III. Vampire Squid (Vampyroteuthis Infernalis)
Here's another frightening member of the squid species. Black in color, red or blue glowing eyes and webbed arms or tentacles, this Dracula of the ocean can reach lengths of 1 foot approx, making it a smaller member of the squid race. They move through the water by flapping their fins, located on each side of their mantle. Another spooky trait of these squids are they glow on their own! Their skin is covered with small organs called photophores, which produce light and the squid can completely control the intensity of the light. They also need very little oxygen and are found deep within the murky depths of the ocean.
IV. Sparkling Enope Squid/Firefly Squid (Watasenia Scintillans)
Here's another glow-in-the-dark squid. This member is a little one, reaching just 3 inches of length. Its little tentacles are covered with photophores and using the lights, this squid attracts small fish. When the unsuspecting fish come close to flashing light, the squid pounces on it and eats it. They are found in the Western Pacific ocean, off the coast of Japan.
V. Banded Piglet Squid (Helicocranchia pfefferi)
While squids as a species seem to favor the weird look, this type of squid is actually very cute looking. Just 100 mm long, this teeny-tiny squid species is rotund in shape with its tentacles situated above its eyes.
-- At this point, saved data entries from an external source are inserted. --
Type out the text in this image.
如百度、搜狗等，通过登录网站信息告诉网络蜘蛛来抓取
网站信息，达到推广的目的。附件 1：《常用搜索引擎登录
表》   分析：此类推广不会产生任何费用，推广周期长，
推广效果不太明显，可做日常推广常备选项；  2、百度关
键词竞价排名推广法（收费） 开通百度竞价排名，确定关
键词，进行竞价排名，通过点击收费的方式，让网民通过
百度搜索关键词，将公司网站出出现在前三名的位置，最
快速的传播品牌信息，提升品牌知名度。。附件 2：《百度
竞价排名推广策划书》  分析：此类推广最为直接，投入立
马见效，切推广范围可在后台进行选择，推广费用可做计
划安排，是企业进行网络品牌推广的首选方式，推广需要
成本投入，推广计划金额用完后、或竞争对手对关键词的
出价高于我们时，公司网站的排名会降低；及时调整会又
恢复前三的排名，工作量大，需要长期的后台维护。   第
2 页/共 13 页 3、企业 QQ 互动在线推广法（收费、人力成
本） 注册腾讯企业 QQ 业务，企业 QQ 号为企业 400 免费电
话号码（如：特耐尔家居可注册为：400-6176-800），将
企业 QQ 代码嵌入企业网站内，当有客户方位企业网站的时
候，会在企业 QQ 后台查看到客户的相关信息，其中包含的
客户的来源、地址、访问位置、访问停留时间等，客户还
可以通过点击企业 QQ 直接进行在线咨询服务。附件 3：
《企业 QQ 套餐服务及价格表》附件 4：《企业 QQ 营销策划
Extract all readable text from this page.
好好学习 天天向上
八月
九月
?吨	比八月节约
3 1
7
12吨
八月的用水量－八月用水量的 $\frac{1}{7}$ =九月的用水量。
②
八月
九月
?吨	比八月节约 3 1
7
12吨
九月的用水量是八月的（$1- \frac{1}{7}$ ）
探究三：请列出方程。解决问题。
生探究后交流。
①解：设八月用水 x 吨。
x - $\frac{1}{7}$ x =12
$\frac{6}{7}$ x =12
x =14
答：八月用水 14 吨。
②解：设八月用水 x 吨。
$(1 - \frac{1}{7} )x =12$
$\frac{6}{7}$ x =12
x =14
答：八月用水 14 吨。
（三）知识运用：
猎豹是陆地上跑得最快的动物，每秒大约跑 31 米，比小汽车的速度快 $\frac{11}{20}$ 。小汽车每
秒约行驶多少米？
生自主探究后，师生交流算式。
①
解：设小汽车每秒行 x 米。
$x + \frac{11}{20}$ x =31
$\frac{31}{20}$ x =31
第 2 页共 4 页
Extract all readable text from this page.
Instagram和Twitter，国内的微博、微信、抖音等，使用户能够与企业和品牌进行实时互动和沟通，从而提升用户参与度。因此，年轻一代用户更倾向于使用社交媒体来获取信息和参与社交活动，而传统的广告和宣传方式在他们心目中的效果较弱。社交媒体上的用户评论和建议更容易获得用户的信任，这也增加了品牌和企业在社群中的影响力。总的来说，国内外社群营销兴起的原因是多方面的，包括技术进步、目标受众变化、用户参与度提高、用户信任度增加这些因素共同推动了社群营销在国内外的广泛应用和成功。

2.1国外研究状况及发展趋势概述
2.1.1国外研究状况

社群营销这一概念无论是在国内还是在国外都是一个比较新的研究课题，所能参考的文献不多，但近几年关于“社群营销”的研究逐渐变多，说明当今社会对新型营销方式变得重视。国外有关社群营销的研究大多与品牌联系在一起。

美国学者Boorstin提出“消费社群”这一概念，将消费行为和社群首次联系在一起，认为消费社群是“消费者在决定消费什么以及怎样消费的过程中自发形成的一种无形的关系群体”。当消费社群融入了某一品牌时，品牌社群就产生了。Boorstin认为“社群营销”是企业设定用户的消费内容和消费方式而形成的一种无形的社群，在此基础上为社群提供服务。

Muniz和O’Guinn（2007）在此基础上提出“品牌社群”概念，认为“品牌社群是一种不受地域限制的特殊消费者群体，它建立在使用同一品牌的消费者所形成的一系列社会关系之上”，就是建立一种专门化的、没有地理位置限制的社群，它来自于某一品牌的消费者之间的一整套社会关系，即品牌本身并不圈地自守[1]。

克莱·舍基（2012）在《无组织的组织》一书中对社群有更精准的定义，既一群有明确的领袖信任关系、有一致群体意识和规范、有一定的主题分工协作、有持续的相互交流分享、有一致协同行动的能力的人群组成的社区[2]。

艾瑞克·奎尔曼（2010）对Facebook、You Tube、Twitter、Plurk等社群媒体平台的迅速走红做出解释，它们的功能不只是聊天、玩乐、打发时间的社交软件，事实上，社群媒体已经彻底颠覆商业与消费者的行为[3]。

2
Its fins are paddle-shaped and at the end of its body, so it moves forward through their propelling action rather like a power boat. They are deep sea dwellers and are found nearly 300 feet below the ocean's surface, in dim light conditions. The entire body shape and pattern of this squid, from the round shape to the little tail (fins) make it seem like a baby pig, which is why the word "piglet" is in its name. Not much is known about this little squid due to its rarely visited and difficult habitat characteristics.
VI. Dana Octopus Squid (Taningia danae)
This squid species is found in the North Atlantic ocean and the waters around Bermuda, Hawaii, Japan, Australia and New Zealand. In the ocean, it resides at depths of 3000 feet. At such deep underwater depths, it can get pretty dark. But that is not a problem for the Dana octopus squid. It gives off its own luminescent light through minute organs embedded in its tentacles called photophores. It can even control the intensity and occurrence of the light, so it flashes and glows to attract prey, frighten off predators and as a mating ritual.
Some other types of squid species are :
- Joubin's Squid (Joubiniteuthis portieri)
- Shortfin squid (Illex illecebrosus)
- Common European squid (Loligo vulgaris)
- Japanese Flying Squid (Todarodes pacificus)
- Grimaldi Scaled Squid (Lepidoteuthis grimaldii)
- Sandal-eyed Squid (Sandalops melancholicus)
- Robust Clubhook Squid (Onykia robusta)
- Diamondback Squid (Thysanoteuthis rhombus)
- Angel Clubhook Squid (Ancistroteuthis lichtensteinii)
- Umbrella Squid (Histioteuthis bonnellii)
From the various squid species listed above, it's easy to marvel at the extent of evolution and diverseness of nature. Each squid species is much more than a tentacle sporting, floating embody of the murky depths. Whether they glow in the dark or can "fly" through water, the squid on the whole, is one fascinating specimen of underwater life.